こういう仕事をしていると、もう少し早く会えればできることがあったのになぁとか、もう少し早く実行しておけばなんとかなったかもなぁと思うことが時々あります。

どれだけ悩んでも、悔やんでも、時間は巻き戻らないわけですから、そんなことを考えすぎても意味はそれほどないんですけどね。
これからできることに力を入れる方が圧倒的に建設的です。


そんな風に割り切れればいいんですが、人間なんでそんな風には割り切れず結局悩んだりします。


今日は、相続における期限のお話を。
後悔しないために知っておいて欲しいです。



相続における時間制限

お客様とお話をしていると、なんとなく相続における色々が期間の制限があるように思われるようなんですが、実は時間の制限がある手続きはそれほど多くありません。

⑴死亡診断書           →  7日以内
⑵相続放棄申述          →  3ヶ月以内
⑶準確定申告           →  4ヶ月以内
⑷相続税申告(納税)       →  10ヶ月以内
⑸遺留分侵害額請求権の除斥期間  →  1年以内
⑹生命保険金の請求期限      →  3年以内
⑺その他各種時効にかかる債権   →  5年または10年以内



相続における期限の定めのある手続きというとこれぐらいです。
思ったより少ないと思いませんか?

意外かもしれませんが、遺産分割協議、銀行預金の解約、不動産登記(名義変更)などの手続きには期限がありません。
だからいつやってもいい、というわけではないんですが、残念ながらいつやってもいいって気になってしまいがちです。
そのことが我々司法書士が何が何でも急いでやった方がいいですよ、という決め手に欠く部分でもあったりします・・・

相続税がでるような相続の場合は、相続税の申告及び納税に間に合わせるために、税理士がイニシアチブをとりつつ10ヶ月以内に遺産分割協議や各手続きを終えることを目標にするので大きな問題は起きません。
つまり、税理士が関わるような相続では期限がない手続きに関しても一緒にやっていくので先延ばしは起きにくいってことです。



ちょっとだけ過去のお話

その昔、とある相続の相談がありました。
お母様が随分と前にお亡くなりになり、相続手続きをしていない預金があるうちに、お父様が病床に伏してしまいどうすればよいか、内容でした。
相続人は、お父様とお客様のお2人です。
また、お父様には前妻との間に子供がおり、お客様と前妻の子とは面識は一切ありませんでした。
お母様の相続人はお父様とお客様の2名なので、2名の間で遺産分割協議を行うことができれば万事解決でした。

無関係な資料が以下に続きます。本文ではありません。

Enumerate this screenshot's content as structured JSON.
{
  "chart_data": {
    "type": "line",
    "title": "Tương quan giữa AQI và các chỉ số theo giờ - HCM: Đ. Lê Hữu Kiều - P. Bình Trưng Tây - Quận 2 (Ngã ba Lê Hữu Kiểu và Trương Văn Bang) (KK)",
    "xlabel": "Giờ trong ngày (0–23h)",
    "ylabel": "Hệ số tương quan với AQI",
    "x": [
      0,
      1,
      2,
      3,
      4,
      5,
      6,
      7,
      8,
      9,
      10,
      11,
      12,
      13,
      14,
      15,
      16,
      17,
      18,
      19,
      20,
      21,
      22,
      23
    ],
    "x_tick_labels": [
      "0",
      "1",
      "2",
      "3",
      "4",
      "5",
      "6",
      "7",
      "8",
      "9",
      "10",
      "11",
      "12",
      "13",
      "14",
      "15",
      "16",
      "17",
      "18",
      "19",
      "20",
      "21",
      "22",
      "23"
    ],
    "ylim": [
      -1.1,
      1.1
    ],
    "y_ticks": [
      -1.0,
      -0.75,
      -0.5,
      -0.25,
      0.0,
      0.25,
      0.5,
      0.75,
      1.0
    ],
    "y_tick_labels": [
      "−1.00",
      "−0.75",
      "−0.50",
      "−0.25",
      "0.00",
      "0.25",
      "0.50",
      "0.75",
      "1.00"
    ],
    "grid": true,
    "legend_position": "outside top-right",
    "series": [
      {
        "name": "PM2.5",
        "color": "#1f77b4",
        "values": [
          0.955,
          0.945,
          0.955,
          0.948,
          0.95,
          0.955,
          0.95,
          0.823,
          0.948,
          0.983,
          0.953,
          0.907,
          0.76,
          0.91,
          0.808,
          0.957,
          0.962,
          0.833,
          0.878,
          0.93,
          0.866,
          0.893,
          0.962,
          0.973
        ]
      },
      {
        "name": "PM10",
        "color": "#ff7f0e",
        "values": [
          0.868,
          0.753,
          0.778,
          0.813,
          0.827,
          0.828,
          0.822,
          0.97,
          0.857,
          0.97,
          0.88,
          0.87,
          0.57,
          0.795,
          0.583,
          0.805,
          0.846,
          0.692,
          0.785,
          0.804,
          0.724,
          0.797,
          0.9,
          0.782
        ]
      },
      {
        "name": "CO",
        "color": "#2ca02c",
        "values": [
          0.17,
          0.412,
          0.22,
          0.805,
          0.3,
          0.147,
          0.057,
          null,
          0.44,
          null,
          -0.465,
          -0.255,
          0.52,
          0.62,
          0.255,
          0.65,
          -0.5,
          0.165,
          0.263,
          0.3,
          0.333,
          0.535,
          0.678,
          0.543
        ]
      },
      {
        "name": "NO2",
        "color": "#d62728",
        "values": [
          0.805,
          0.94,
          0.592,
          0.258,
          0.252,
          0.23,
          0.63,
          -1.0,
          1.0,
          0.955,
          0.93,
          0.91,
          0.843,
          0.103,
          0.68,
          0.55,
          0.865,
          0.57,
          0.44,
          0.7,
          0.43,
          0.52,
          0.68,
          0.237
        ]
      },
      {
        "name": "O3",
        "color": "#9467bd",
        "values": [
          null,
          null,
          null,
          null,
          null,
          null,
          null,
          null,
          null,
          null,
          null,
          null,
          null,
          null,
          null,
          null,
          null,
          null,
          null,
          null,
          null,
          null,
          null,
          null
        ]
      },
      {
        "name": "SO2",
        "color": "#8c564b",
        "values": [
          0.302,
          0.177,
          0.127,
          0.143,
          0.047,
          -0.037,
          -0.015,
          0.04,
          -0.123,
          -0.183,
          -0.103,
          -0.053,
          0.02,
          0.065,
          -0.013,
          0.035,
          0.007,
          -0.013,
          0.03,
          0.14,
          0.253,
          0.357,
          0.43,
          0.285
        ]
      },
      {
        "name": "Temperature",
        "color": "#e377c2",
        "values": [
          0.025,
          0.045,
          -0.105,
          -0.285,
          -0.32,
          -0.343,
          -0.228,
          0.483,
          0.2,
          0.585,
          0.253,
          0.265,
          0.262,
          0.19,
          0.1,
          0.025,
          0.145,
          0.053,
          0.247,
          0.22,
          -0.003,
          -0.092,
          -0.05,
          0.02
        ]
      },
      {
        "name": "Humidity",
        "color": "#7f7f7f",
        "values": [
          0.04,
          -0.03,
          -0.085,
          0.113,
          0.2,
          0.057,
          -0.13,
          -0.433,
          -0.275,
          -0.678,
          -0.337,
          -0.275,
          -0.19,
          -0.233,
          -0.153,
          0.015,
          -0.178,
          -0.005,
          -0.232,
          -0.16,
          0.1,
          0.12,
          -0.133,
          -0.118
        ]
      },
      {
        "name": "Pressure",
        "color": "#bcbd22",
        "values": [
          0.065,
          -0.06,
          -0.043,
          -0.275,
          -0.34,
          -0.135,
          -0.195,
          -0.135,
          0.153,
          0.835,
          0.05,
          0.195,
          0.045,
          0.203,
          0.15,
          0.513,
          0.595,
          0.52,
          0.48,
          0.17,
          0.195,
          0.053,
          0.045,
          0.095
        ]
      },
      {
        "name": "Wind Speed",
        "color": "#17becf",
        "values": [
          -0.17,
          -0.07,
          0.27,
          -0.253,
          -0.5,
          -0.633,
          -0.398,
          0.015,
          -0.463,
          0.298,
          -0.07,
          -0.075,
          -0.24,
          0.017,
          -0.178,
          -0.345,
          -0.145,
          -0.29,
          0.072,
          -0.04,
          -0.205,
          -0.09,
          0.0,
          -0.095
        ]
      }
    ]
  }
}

そこまでアドバイスしていたものの、お父様の病院が遠距離だったこともあってこの話ができないままにお父様が息を引き取られました。
その結果、お母様の相続人はお客様とお父様の相続人としての前妻の子の2名となってしまいました。
一度も連絡を取ったことの無い相手と遺産分割をしなくてはならなくなり、無用な気遣いと手間が発生することとなり、お父様の遺産はともかくとして、直接相続とは関係ないお母様の遺産についてまで主張される可能性がある状態となってしまいました。


お父様の死という時間の制限は誰にもわからないことでしたから、どうしようもなかったのですが、今でももう少し早くご相談を受けていればと少し悔やみました。


ちなみに、一度も会ったことの無い相続人に対して遺産分割をしたい場合は、できる限りまずは相続人同士で連絡を取ることをお勧めします。
専門家から連絡をすると、相手を警戒させすぎるきらいがあります。当事者同士で話せば解決できることもかなりたくさんあります。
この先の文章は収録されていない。